Riding as a passenger (or “pillion”) on a motorcycle can be a great way to enjoy life on two wheels. But there’s a lot you might not know about how to keep it safe, fun, and secure for you and your rider!
How Motorcycles Work:
- Motorcyclists lean to make turns
- Riders shift their body in the seat for proper angle and balance.
- Turning with the handlebars only happens at low speed.
- At a stop, the rider puts his or her feet down to keep the bike upright.
- The rider uses hands and feet to shift gears and brake.
- Tires, exhaust, and engine parts get very hot.
- Wear a good helmet that fits you snugly without being tight. It should not move around on your head.
- Wear tough (leather, kevlar) clothing that blocks wind. Even if it’s summer, wind is always cold.
- Don’t forget ankle‐supporting boots and gloves.
- No loose, flapping clothing, jewelry, or ponytails. Keep it tucked snugly or do without.
On the Road:
- Mount when told by grabbing the rider’s shoulder, putting your left foot on the left peg, and swinging your right leg over the bike. Sit down on the passenger seat and get centered. Give the “Ok” only when ready.
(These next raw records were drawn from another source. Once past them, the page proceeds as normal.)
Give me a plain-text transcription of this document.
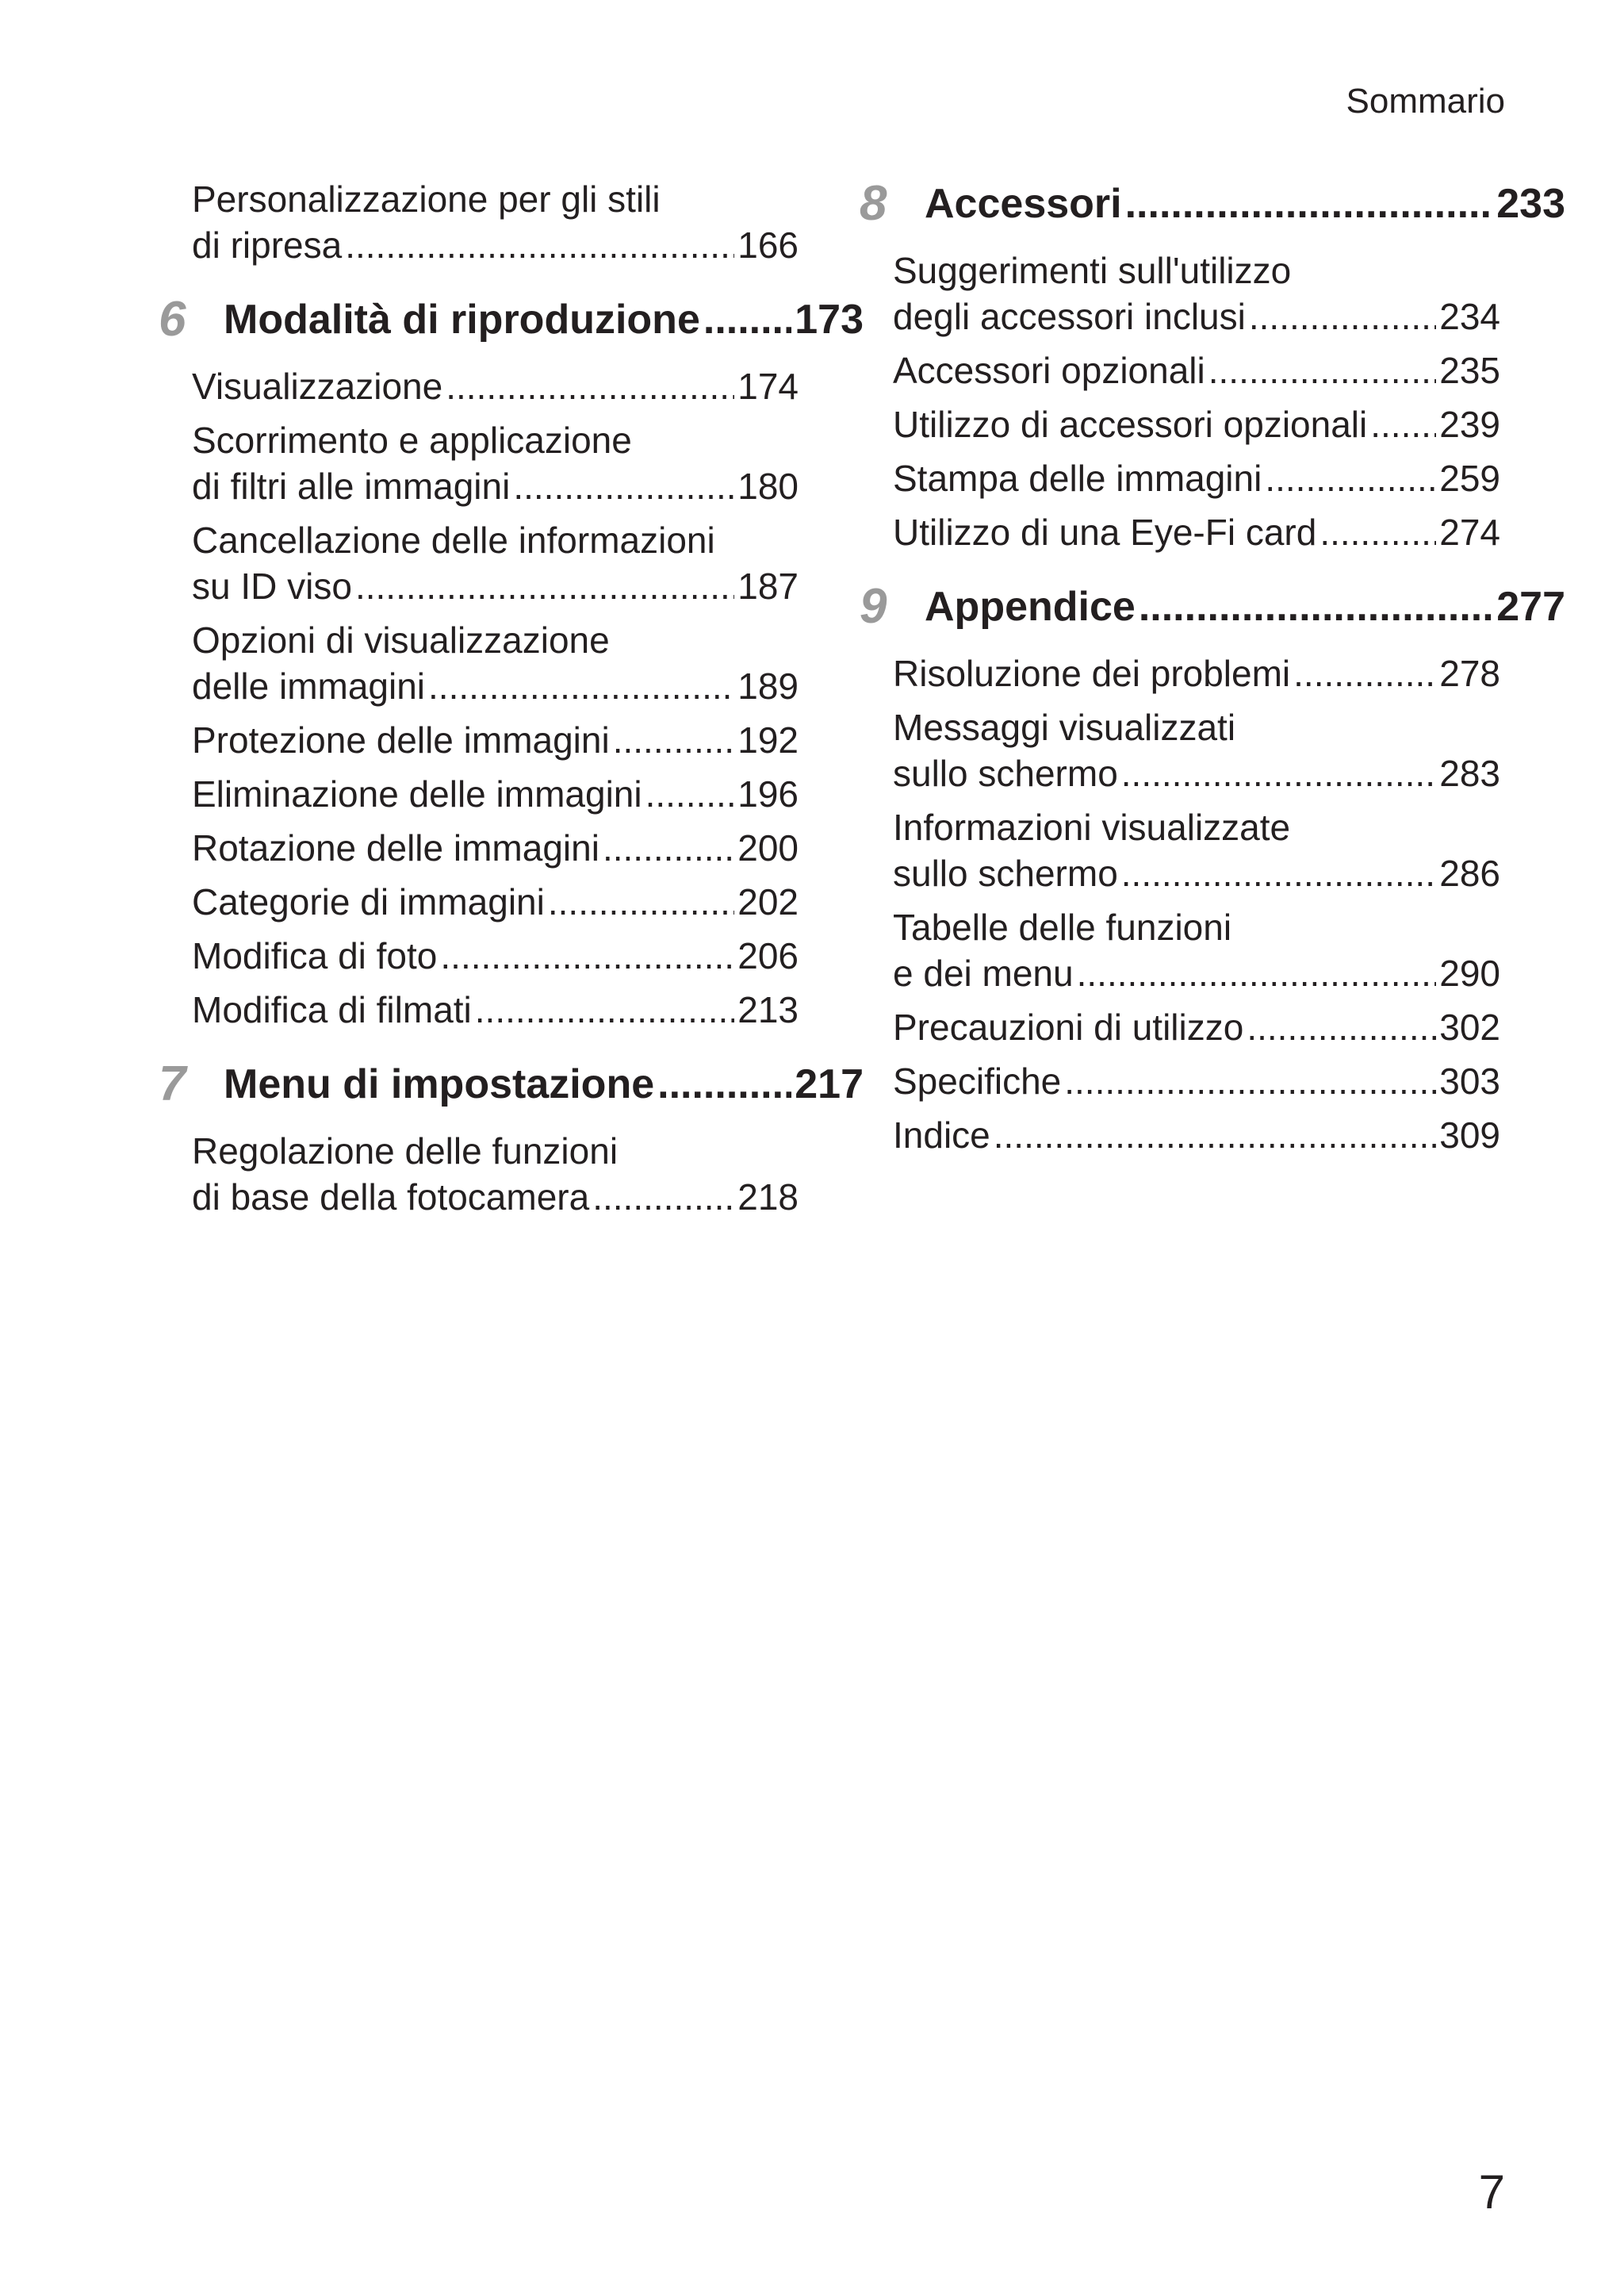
Sommario
Personalizzazione per gli stili
di ripresa .....	166
6 Modalità di riproduzione ..... 173
Visualizzazione .....	174
Scorrimento e applicazione
di filtri alle immagini .....	180
Cancellazione delle informazioni
su ID viso .....	187
Opzioni di visualizzazione
delle immagini .....	189
Protezione delle immagini .....	192
Eliminazione delle immagini .....	196
Rotazione delle immagini .....	200
Categorie di immagini .....	202
Modifica di foto .....	206
Modifica di filmati .....	213
7 Menu di impostazione .....	217
Regolazione delle funzioni
di base della fotocamera .....	218
8 Accessori .....	233
Suggerimenti sull'utilizzo
degli accessori inclusi .....	234
Accessori opzionali .....	235
Utilizzo di accessori opzionali ..... 239
Stampa delle immagini .....	259
Utilizzo di una Eye-Fi card .....	274
9 Appendice .....	277
Risoluzione dei problemi .....	278
Messaggi visualizzati
sullo schermo .....	283
Informazioni visualizzate
sullo schermo .....	286
Tabelle delle funzioni
e dei menu .....	290
Precauzioni di utilizzo .....	302
Specifiche .....	303
Indice .....	309
7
- The rider may have you hug their waist, put your hands in their pockets, or hold a strap to stay secure.
- You and the rider should be “one unit” – stay with their body: don’t lean more than them, but don’t resist leaning.
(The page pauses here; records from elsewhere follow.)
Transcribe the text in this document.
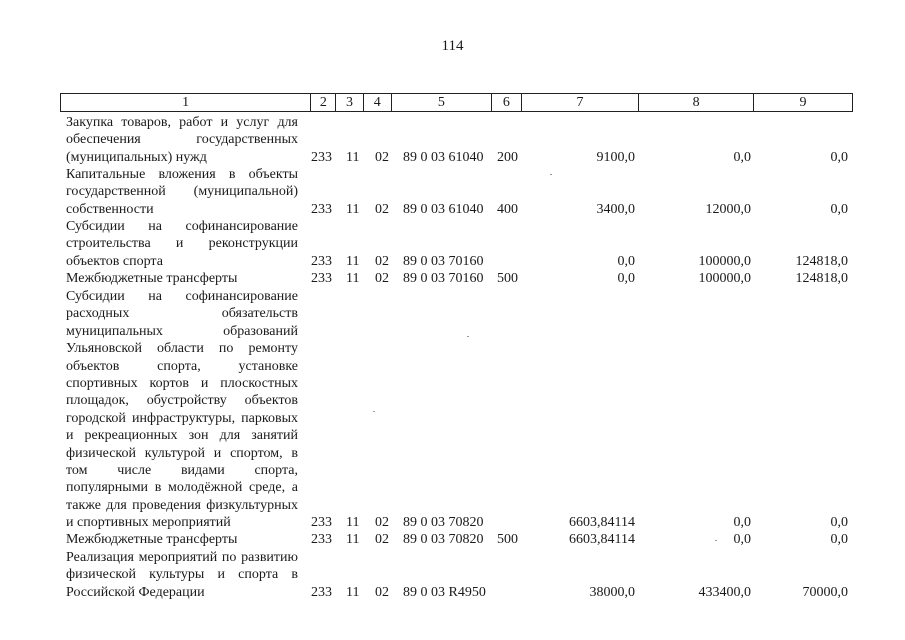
114
1	2	3	4	5	6	7	8	9
Закупка товаров, работ и услуг для обеспечения государственных (муниципальных) нужд	233 11 02 89 0 03 61040 200	9100,0	0,0	0,0
Капитальные вложения в объекты государственной (муниципальной) собственности	233 11 02 89 0 03 61040 400	3400,0	12000,0	0,0
Субсидии на софинансирование строительства и реконструкции объектов спорта	233 11 02 89 0 03 70160	0,0	100000,0	124818,0
Межбюджетные трансферты	233 11 02 89 0 03 70160 500	0,0	100000,0	124818,0
Субсидии на софинансирование расходных обязательств муниципальных образований Ульяновской области по ремонту объектов спорта, установке спортивных кортов и плоскостных площадок, обустройству объектов городской инфраструктуры, парковых и рекреационных зон для занятий физической культурой и спортом, в том числе видами спорта, популярными в молодёжной среде, а также для проведения физкультурных и спортивных мероприятий	233 11 02 89 0 03 70820	6603,84114	0,0	0,0
Межбюджетные трансферты	233 11 02 89 0 03 70820 500	6603,84114	0,0	0,0
Реализация мероприятий по развитию физической культуры и спорта в Российской Федерации	233 11 02 89 0 03 R4950	38000,0	433400,0	70000,0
- In turns, look over the rider’s inside shoulder in the direction of the turn.
- Keep your feet & weight on the pegs at all times, even when stopped.
- Try to keep your back upright when braking and avoid knocking helmets together.
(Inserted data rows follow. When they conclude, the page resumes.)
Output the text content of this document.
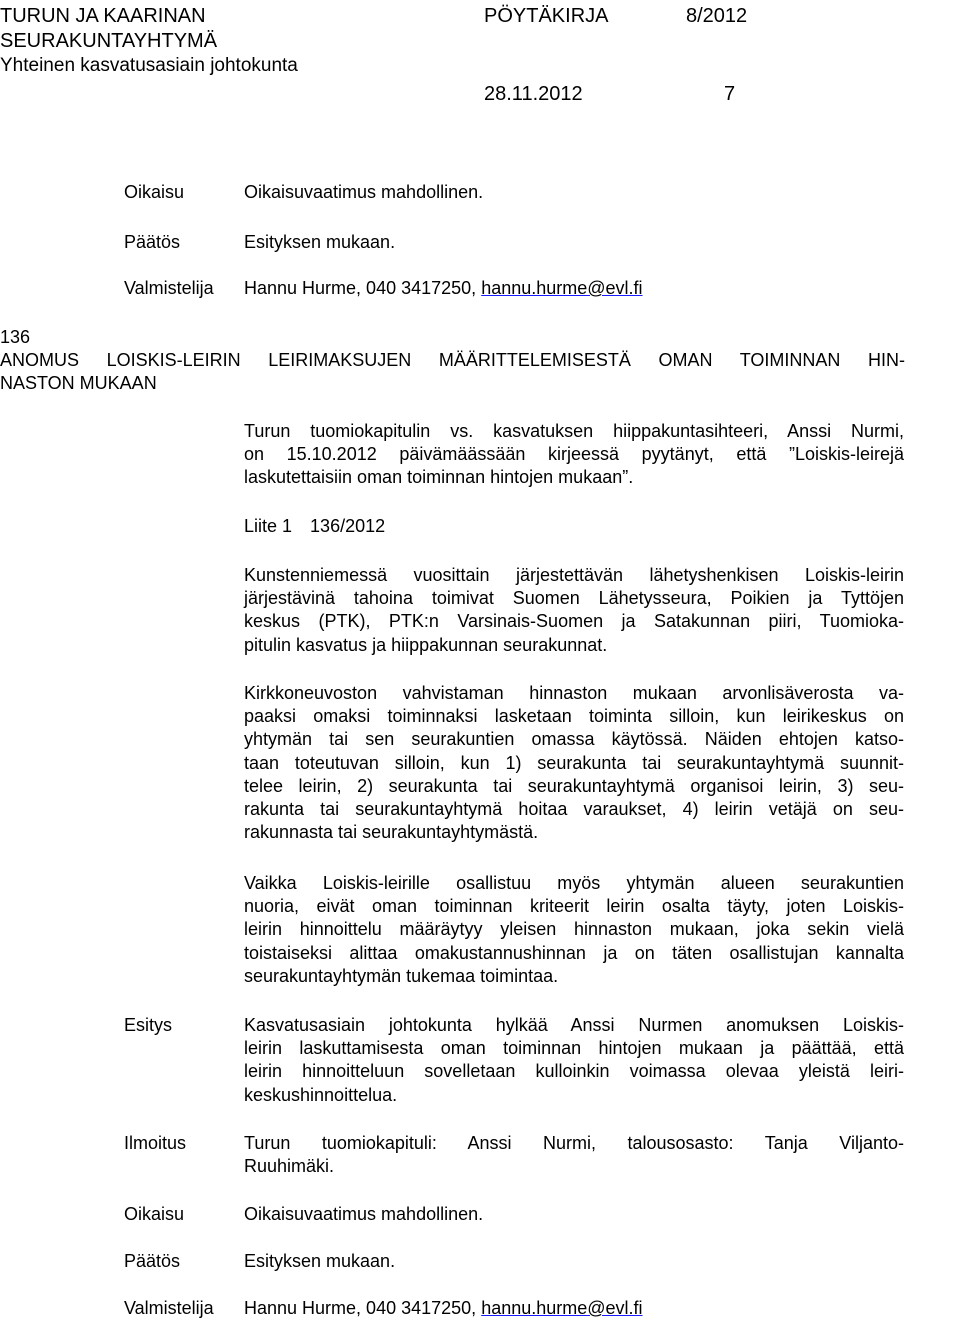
TURUN JA KAARINAN
SEURAKUNTAYHTYMÄ
Yhteinen kasvatusasiain johtokunta
PÖYTÄKIRJA	8/2012
28.11.2012	7
Oikaisu	Oikaisuvaatimus mahdollinen.
Päätös	Esityksen mukaan.
Valmistelija Hannu Hurme, 040 3417250, hannu.hurme@evl.fi
136
ANOMUS LOISKIS-LEIRIN LEIRIMAKSUJEN MÄÄRITTELEMISESTÄ OMAN TOIMINNAN HIN-
NASTON MUKAAN
Turun tuomiokapitulin vs. kasvatuksen hiippakuntasihteeri, Anssi Nurmi,
on 15.10.2012 päivämäässään kirjeessä pyytänyt, että ”Loiskis-leirejä
laskutettaisiin oman toiminnan hintojen mukaan”.
Liite 1 136/2012
Kunstenniemessä vuosittain järjestettävän lähetyshenkisen Loiskis-leirin
järjestävinä tahoina toimivat Suomen Lähetysseura, Poikien ja Tyttöjen
keskus (PTK), PTK:n Varsinais-Suomen ja Satakunnan piiri, Tuomioka-
pitulin kasvatus ja hiippakunnan seurakunnat.
Kirkkoneuvoston vahvistaman hinnaston mukaan arvonlisäverosta va-
paaksi omaksi toiminnaksi lasketaan toiminta silloin, kun leirikeskus on
yhtymän tai sen seurakuntien omassa käytössä. Näiden ehtojen katso-
taan toteutuvan silloin, kun 1) seurakunta tai seurakuntayhtymä suunnit-
telee leirin, 2) seurakunta tai seurakuntayhtymä organisoi leirin, 3) seu-
rakunta tai seurakuntayhtymä hoitaa varaukset, 4) leirin vetäjä on seu-
rakunnasta tai seurakuntayhtymästä.
Vaikka Loiskis-leirille osallistuu myös yhtymän alueen seurakuntien
nuoria, eivät oman toiminnan kriteerit leirin osalta täyty, joten Loiskis-
leirin hinnoittelu määräytyy yleisen hinnaston mukaan, joka sekin vielä
toistaiseksi alittaa omakustannushinnan ja on täten osallistujan kannalta
seurakuntayhtymän tukemaa toimintaa.
Esitys	Kasvatusasiain johtokunta hylkää Anssi Nurmen anomuksen Loiskis-
leirin laskuttamisesta oman toiminnan hintojen mukaan ja päättää, että
leirin hinnoitteluun sovelletaan kulloinkin voimassa olevaa yleistä leiri-
keskushinnoittelua.
Ilmoitus	Turun tuomiokapituli: Anssi Nurmi, talousosasto: Tanja Viljanto-
Ruuhimäki.
Oikaisu	Oikaisuvaatimus mahdollinen.
Päätös	Esityksen mukaan.
Valmistelija Hannu Hurme, 040 3417250, hannu.hurme@evl.fi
- Ask before you move: wait for the rider’s “Ok” before you get on or dismount, change position, or grip.
- Plan a “shoulder tap” signal if you need to stop or are uncomfortable.
- Ask what route you’ll be taking, at what speeds, and how often you’ll stop. You have a right to know!
- Smile, wave to children and onlookers, and show the world you’re having a good time!